Dünyada yaşayan insanların büyük bir çoğunluğu her gün çay yahut kahve tüketiyordur. Pekala bu nizamda çay ve kahve tüketiminin kansere karşı nasıl bir tesiri olabilir? Bilim insanları, bu hususta hakkında yeni bir araştırma gerçekleştirdi.

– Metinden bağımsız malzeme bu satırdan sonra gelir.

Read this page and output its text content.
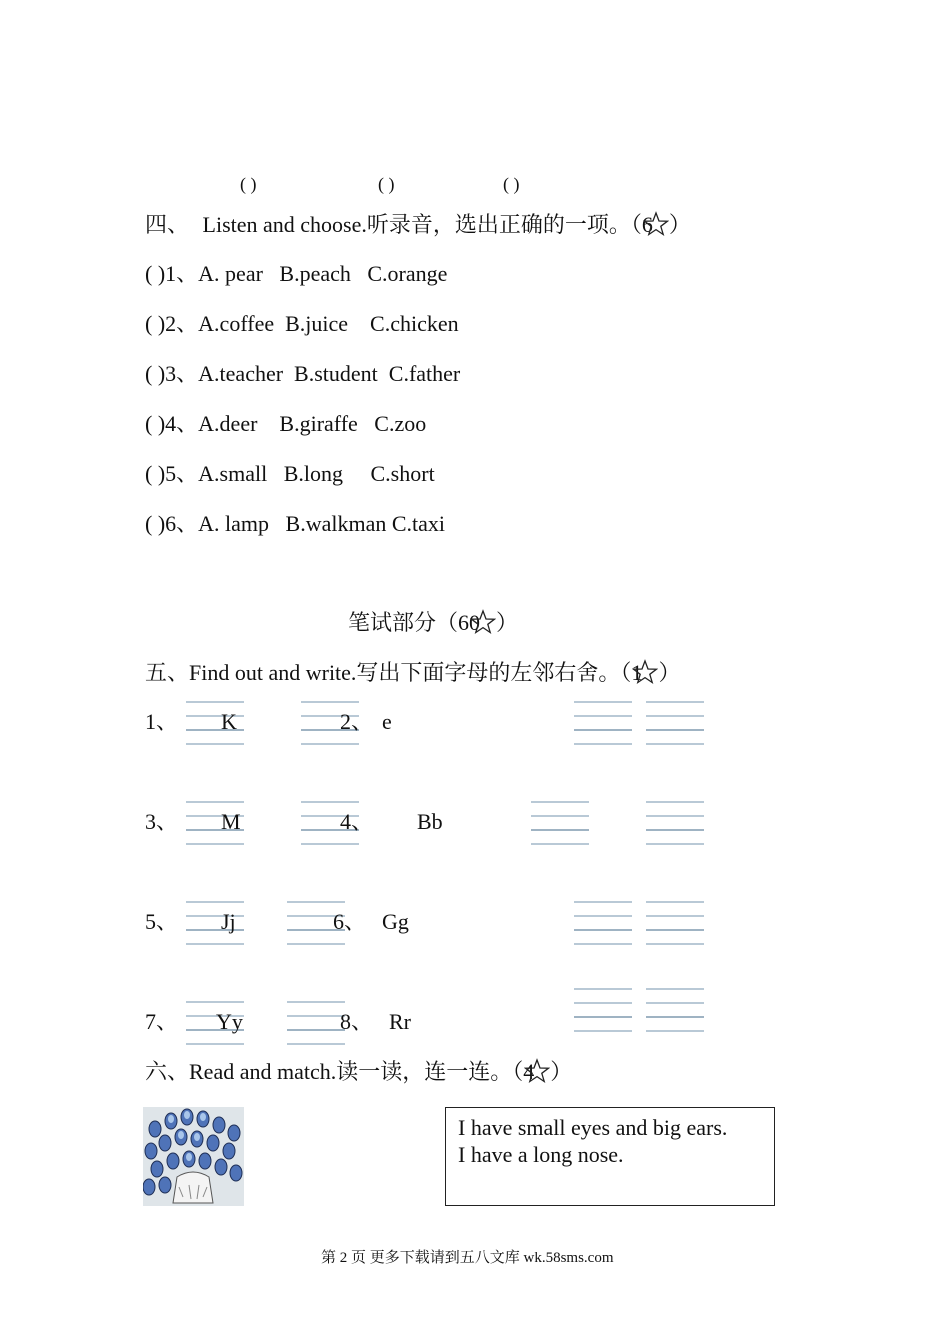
( )	( )	( )
四、 Listen and choose.听录音，选出正确的一项。（6 ）
( )1、A. pear   B.peach   C.orange
( )2、A.coffee  B.juice    C.chicken
( )3、A.teacher  B.student  C.father
( )4、A.deer    B.giraffe   C.zoo
( )5、A.small   B.long     C.short
( )6、A. lamp   B.walkman C.taxi
笔试部分（60 ）
五、Find out and write.写出下面字母的左邻右舍。（1 ）
1、 K	2、 e
3、 M	4、 Bb
5、 Jj	6、 Gg
7、 Yy	8、 Rr
六、Read and match.读一读，连一连。（4 ）
I have small eyes and big ears.
I have a long nose.
第 2 页 更多下载请到五八文库 wk.58sms.com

Çalışmada her gün çay ve kahve içmenin ağız ve gırtlak kanseri riskini azalttığı ortaya çıkarıldı. Bulgular, Cancer dergisi üzerinden yayımlandı.
Kahve ve çay içenlerde boğaz kanseri riski değerli oranda azalıyor
ABD’li araştırmacılar, 14 evvelki araştırmadan 25 binden fazla kaydı toplayarak kıymetlendirdi. Bu değerlendirmede baş ve boyun bölgesinde tümör bulunan bireylerin beslenme seviyelerinde nelerin öne çıktığını belirlemeye çalıştılar.

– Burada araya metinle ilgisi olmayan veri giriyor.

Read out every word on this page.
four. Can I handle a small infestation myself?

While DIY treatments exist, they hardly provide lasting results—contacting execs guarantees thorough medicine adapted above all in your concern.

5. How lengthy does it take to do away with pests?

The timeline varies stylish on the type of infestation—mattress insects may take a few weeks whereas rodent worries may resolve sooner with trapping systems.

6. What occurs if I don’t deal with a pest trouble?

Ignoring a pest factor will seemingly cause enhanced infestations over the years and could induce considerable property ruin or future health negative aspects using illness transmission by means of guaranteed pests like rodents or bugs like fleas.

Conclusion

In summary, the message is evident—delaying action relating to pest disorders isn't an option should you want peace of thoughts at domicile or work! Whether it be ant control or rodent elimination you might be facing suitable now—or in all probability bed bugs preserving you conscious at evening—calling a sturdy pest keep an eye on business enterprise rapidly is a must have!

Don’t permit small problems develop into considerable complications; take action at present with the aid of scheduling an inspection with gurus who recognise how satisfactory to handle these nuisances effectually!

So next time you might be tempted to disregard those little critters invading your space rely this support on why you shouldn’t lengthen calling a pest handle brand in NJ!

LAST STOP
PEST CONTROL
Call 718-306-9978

Bulgularda, günde dört fincandan fazla kahve içmenin baş ve uzunluğundaki genel kanser riskini %17’ye kadar azaltabildiği görüldü. Kahve sevmeyenler için de hoş bir haberimiz var. O denli ki çalışmaya nazaran çayın da riski azaltıcı bir rol oynayabildiği görüldü.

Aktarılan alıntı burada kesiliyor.